Exposed or concealed roof, what defines the result is not the choice itself, it is the quality of the project and the execution. A contemporary parapet-wall house with well-resolved drainage lasts just as long as a well-made traditional roof. For over 35 years, EZA Engenharia has been building high-end houses in Criciúma and the region, taking care of the details that no one sees from the street. If you are facing this decision, reach out to us on WhatsApp (48) 99191-2018, send an email to [email protected] or discover the projects at eza.com.br. We help you choose the right system for your project and for the climate here.
Frequently asked questions
Does a house with a parapet get more leaks?
Well designed and well executed, no. The risk isn't in the parapet itself, it's in an undersized gutter, poorly done waterproofing and a drain that isn't cleaned. With a correct drainage design, a watertightness test before finishing and maintenance kept up to date, the system is safe even in the rainy southern climate.

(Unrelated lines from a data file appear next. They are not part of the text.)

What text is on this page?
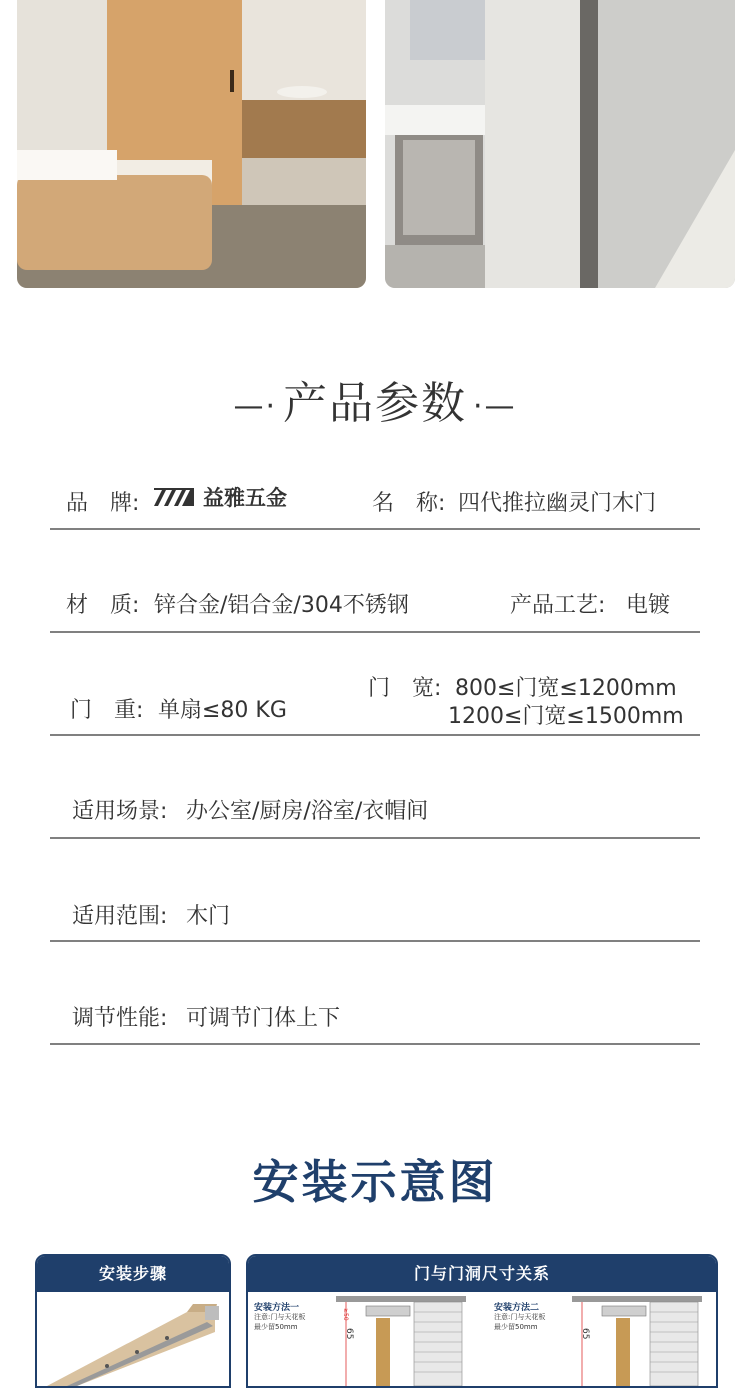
—· 产品参数 ·—
品　牌:	益雅五金	名　称: 四代推拉幽灵门木门
材　质: 锌合金/铝合金/304不锈钢	产品工艺: 电镀
门　重: 单扇≤80 KG
门　宽: 800≤门宽≤1200mm
1200≤门宽≤1500mm
适用场景: 办公室/厨房/浴室/衣帽间
适用范围: 木门
调节性能: 可调节门体上下
安装示意图
安装步骤	门与门洞尺寸关系
安装方法一
注意:门与天花板
最少留50mm
65
≥50	安装方法二
注意:门与天花板
最少留50mm
65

Which is cheaper: an exposed roof or a concealed one?
It depends on the project. The exposed option spends more on structure and roof tiles; the concealed one spends more on the slab, waterproofing and finishing. Instead of assuming one is cheaper, ask for a costed comparison for your project and factor in the maintenance of the following years.
Does metal roofing suit a high-end house?
It fits. It's lightweight, allows low slopes and enables contemporary designs that clay tiles can't achieve. Casa Bloco, a project EZA built in Criciúma with a design by ES Arquitetura, uses metal roofing and received international recognition.